Oltre ai soldi, le compagnie aeree sono tenute a offrire altri servizi: per esempio il passeggero ha diritto a pasti e bevande durante l’attesa, se la cosa si prolunga troppo si ha diritto anche al pernottamento e al trasferimento verso l’hotel.

Se il ritardo è superiore alle 5 ore, il passeggero puo’ rinunciare al volo, senza penali e ovviamente avendo diritto al rimborso del prezzo del biglietto.

Ovviamente tutto ciò non si applica se il motivo del ritardo o cancellazione del volo è dovuto a “cause di forza maggiore” vale a dire condizioni meteo avverse, allarmi per quanto riguarda la sicurezza o scioperi.

Fra l’altro spulciando tutto il pdf della Carta dei diritti del passeggero ho scoperto che nel caso il volo faccia parte di un pacchetto turistico, è possibile trasferire il viaggio a un altro nominativo (non oltre i 4 giorni dalla partenza)!

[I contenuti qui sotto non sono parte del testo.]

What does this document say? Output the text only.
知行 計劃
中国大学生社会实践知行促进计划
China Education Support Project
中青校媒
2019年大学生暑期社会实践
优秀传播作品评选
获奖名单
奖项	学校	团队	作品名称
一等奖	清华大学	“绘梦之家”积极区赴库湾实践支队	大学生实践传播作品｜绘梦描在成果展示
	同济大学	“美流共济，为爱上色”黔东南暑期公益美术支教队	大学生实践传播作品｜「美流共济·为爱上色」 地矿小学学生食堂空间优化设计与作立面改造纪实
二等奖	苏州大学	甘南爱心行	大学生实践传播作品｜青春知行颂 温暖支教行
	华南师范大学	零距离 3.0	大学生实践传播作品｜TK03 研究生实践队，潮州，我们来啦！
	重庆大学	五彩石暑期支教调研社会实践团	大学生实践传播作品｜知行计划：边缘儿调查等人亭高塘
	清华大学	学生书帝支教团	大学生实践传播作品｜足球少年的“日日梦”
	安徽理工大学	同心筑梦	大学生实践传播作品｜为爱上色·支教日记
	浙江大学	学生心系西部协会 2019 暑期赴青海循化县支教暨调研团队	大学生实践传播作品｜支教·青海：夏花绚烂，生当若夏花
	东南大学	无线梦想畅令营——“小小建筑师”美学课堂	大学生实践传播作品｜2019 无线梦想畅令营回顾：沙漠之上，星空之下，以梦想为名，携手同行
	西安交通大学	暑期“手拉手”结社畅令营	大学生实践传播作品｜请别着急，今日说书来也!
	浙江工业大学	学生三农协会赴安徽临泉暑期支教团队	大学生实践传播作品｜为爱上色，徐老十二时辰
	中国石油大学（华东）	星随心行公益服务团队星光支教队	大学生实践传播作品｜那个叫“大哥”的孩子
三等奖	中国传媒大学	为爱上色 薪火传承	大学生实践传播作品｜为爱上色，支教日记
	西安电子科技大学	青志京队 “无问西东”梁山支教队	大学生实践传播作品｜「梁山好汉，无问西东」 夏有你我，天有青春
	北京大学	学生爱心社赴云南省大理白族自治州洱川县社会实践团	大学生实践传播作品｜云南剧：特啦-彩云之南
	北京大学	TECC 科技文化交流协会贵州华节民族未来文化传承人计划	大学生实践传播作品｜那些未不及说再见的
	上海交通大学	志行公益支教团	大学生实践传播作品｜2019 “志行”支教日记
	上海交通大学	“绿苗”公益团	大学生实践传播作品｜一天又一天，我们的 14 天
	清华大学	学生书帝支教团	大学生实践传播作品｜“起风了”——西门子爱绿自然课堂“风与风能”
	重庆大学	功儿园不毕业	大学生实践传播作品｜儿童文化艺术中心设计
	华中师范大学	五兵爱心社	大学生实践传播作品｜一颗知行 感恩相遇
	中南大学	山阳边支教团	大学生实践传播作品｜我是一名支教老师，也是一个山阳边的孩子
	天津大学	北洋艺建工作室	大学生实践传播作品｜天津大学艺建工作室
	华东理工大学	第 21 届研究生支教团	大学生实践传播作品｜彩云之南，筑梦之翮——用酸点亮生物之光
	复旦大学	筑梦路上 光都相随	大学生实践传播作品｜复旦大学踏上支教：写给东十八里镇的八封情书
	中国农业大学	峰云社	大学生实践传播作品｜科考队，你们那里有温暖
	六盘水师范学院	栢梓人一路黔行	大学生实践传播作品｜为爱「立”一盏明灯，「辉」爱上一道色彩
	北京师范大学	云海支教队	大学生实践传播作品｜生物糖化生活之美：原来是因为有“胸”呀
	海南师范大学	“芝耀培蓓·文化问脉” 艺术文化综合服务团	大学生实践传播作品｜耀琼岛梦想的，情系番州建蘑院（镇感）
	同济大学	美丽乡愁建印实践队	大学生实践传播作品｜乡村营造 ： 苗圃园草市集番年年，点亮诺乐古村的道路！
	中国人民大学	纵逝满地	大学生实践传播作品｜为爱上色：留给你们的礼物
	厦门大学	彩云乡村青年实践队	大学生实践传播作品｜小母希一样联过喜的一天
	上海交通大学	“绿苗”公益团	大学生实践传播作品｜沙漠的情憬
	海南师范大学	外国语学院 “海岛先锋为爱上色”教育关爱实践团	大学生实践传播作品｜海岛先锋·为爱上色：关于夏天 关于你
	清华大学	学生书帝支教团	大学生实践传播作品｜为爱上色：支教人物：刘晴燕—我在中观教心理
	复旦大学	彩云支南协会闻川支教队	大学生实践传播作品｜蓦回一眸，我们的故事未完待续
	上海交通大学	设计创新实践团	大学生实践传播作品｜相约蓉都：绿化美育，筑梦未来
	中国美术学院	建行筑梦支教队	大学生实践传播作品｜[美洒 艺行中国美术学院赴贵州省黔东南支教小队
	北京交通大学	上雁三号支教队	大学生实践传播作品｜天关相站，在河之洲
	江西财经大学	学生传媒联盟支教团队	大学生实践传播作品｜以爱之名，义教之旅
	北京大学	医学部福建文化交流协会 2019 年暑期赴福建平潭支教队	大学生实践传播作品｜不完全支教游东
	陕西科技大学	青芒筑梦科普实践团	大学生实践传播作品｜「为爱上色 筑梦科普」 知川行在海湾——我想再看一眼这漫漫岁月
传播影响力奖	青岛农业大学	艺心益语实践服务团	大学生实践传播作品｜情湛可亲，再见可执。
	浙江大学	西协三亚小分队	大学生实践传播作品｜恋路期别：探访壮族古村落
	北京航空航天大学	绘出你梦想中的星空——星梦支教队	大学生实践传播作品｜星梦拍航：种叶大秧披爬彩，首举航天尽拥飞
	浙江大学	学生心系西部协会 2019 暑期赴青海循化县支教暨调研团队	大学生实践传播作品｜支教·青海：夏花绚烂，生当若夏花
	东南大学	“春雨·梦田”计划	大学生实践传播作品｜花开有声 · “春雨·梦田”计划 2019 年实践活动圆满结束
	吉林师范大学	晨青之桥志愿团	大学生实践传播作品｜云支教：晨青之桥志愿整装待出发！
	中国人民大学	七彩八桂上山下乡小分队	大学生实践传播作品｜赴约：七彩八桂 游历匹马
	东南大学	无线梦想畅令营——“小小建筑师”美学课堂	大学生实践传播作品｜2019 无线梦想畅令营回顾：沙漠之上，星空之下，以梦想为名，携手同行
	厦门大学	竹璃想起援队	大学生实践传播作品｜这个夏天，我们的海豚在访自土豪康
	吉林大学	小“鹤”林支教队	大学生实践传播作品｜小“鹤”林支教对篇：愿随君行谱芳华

Molte persone sono scoraggiate dal chiedere rimborso perché a volte puo’ essere davvero farraginoso e complicato. E ovviamente le compagnie aeree tendono a nascondere queste possibiltà. Per questo sono nate realtà che si occupano di gestire questa pratica come un servizio esterno.

Una di queste si chiama Flightright: offre assistenza nelle pratiche di richiesta rimborso, in cambio del 25% sul risarcimento ottenuto (solo nel caso venga accettato). Il funzionamento è molto semplice: già dalla home page del sito si puo’ calcolare quanto sarebbe il rimborso. Dopodichè si affida a loro la gestione della pratica. Alla fine verseranno sul conto corrente del turista la somma dovuta (dalla quale ovviamente viene trattenuta la commissione del 25% concordata). Il servizio è valido sia per ritardi che per cancellazioni o overbooking.

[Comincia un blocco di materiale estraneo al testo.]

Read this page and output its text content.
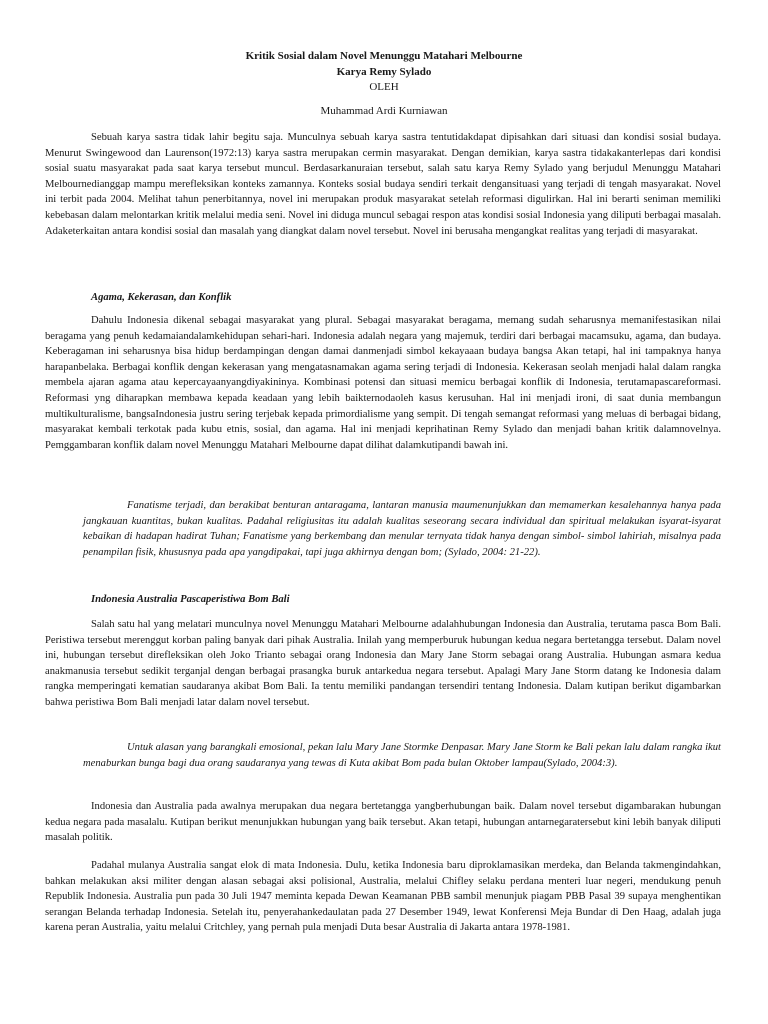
Kritik Sosial dalam Novel Menunggu Matahari Melbourne
Karya Remy Sylado
OLEH
Muhammad Ardi Kurniawan

Sebuah karya sastra tidak lahir begitu saja. Munculnya sebuah karya sastra tentutidakdapat dipisahkan dari situasi dan kondisi sosial budaya. Menurut Swingewood dan Laurenson(1972:13) karya sastra merupakan cermin masyarakat. Dengan demikian, karya sastra tidakakanterlepas dari kondisi sosial suatu masyarakat pada saat karya tersebut muncul. Berdasarkanuraian tersebut, salah satu karya Remy Sylado yang berjudul Menunggu Matahari Melbournedianggap mampu merefleksikan konteks zamannya. Konteks sosial budaya sendiri terkait dengansituasi yang terjadi di tengah masyarakat. Novel ini terbit pada 2004. Melihat tahun penerbitannya, novel ini merupakan produk masyarakat setelah reformasi digulirkan. Hal ini berarti seniman memiliki kebebasan dalam melontarkan kritik melalui media seni. Novel ini diduga muncul sebagai respon atas kondisi sosial Indonesia yang diliputi berbagai masalah. Adaketerkaitan antara kondisi sosial dan masalah yang diangkat dalam novel tersebut. Novel ini berusaha mengangkat realitas yang terjadi di masyarakat.

Agama, Kekerasan, dan Konflik

Dahulu Indonesia dikenal sebagai masyarakat yang plural. Sebagai masyarakat beragama, memang sudah seharusnya memanifestasikan nilai beragama yang penuh kedamaiandalamkehidupan sehari-hari. Indonesia adalah negara yang majemuk, terdiri dari berbagai macamsuku, agama, dan budaya. Keberagaman ini seharusnya bisa hidup berdampingan dengan damai danmenjadi simbol kekayaaan budaya bangsa Akan tetapi, hal ini tampaknya hanya harapanbelaka. Berbagai konflik dengan kekerasan yang mengatasnamakan agama sering terjadi di Indonesia. Kekerasan seolah menjadi halal dalam rangka membela ajaran agama atau kepercayaanyangdiyakininya. Kombinasi potensi dan situasi memicu berbagai konflik di Indonesia, terutamapascareformasi. Reformasi yng diharapkan membawa kepada keadaan yang lebih baikternodaoleh kasus kerusuhan. Hal ini menjadi ironi, di saat dunia membangun multikulturalisme, bangsaIndonesia justru sering terjebak kepada primordialisme yang sempit. Di tengah semangat reformasi yang meluas di berbagai bidang, masyarakat kembali terkotak pada kubu etnis, sosial, dan agama. Hal ini menjadi keprihatinan Remy Sylado dan menjadi bahan kritik dalamnovelnya. Pemggambaran konflik dalam novel Menunggu Matahari Melbourne dapat dilihat dalamkutipandi bawah ini.

Fanatisme terjadi, dan berakibat benturan antaragama, lantaran manusia maumenunjukkan dan memamerkan kesalehannya hanya pada jangkauan kuantitas, bukan kualitas. Padahal religiusitas itu adalah kualitas seseorang secara individual dan spiritual melakukan isyarat-isyarat kebaikan di hadapan hadirat Tuhan; Fanatisme yang berkembang dan menular ternyata tidak hanya dengan simbol- simbol lahiriah, misalnya pada penampilan fisik, khususnya pada apa yangdipakai, tapi juga akhirnya dengan bom; (Sylado, 2004: 21-22).

Indonesia Australia Pascaperistiwa Bom Bali

Salah satu hal yang melatari munculnya novel Menunggu Matahari Melbourne adalahhubungan Indonesia dan Australia, terutama pasca Bom Bali. Peristiwa tersebut merenggut korban paling banyak dari pihak Australia. Inilah yang memperburuk hubungan kedua negara bertetangga tersebut. Dalam novel ini, hubungan tersebut direfleksikan oleh Joko Trianto sebagai orang Indonesia dan Mary Jane Storm sebagai orang Australia. Hubungan asmara kedua anakmanusia tersebut sedikit terganjal dengan berbagai prasangka buruk antarkedua negara tersebut. Apalagi Mary Jane Storm datang ke Indonesia dalam rangka memperingati kematian saudaranya akibat Bom Bali. Ia tentu memiliki pandangan tersendiri tentang Indonesia. Dalam kutipan berikut digambarkan bahwa peristiwa Bom Bali menjadi latar dalam novel tersebut.

Untuk alasan yang barangkali emosional, pekan lalu Mary Jane Stormke Denpasar. Mary Jane Storm ke Bali pekan lalu dalam rangka ikut menaburkan bunga bagi dua orang saudaranya yang tewas di Kuta akibat Bom pada bulan Oktober lampau(Sylado, 2004:3).

Indonesia dan Australia pada awalnya merupakan dua negara bertetangga yangberhubungan baik. Dalam novel tersebut digambarakan hubungan kedua negara pada masalalu. Kutipan berikut menunjukkan hubungan yang baik tersebut. Akan tetapi, hubungan antarnegaratersebut kini lebih banyak diliputi masalah politik.

Padahal mulanya Australia sangat elok di mata Indonesia. Dulu, ketika Indonesia baru diproklamasikan merdeka, dan Belanda takmengindahkan, bahkan melakukan aksi militer dengan alasan sebagai aksi polisional, Australia, melalui Chifley selaku perdana menteri luar negeri, mendukung penuh Republik Indonesia. Australia pun pada 30 Juli 1947 meminta kepada Dewan Keamanan PBB sambil menunjuk piagam PBB Pasal 39 supaya menghentikan serangan Belanda terhadap Indonesia. Setelah itu, penyerahankedaulatan pada 27 Desember 1949, lewat Konferensi Meja Bundar di Den Haag, adalah juga karena peran Australia, yaitu melalui Critchley, yang pernah pula menjadi Duta besar Australia di Jakarta antara 1978-1981.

Se penso a quella volta che all’aeroporto di Marrakech mi fecero aspettare oltre 5 ore, senza neppure darmi informazioni tempestive… averlo scoperto prima! Mannaggia.. ma forse ce la faccio ancora, visto che c’è tempo fino a 18 mesi per chiedere un rimborso di un viaggio! Fra l’altro ero curiosa di verificare se era applicabile anche a una compagnia aerea low cost; nel mio caso volavo con la Ryan Air da Marrakech a Pisa e ci hanno fatto attendere tantissimo a terra perché aspettavamo l’aeromobile che proveniva in ritardo da un’altra destinazione, sempre in Marocco. In effetti leggendo con attenzione la Carta dei diritti del passeggero dice che la normativa si applica a tutte le compagnie che hanno sede in EU, dunque Ryanair sarebbe compresa. Ci provo!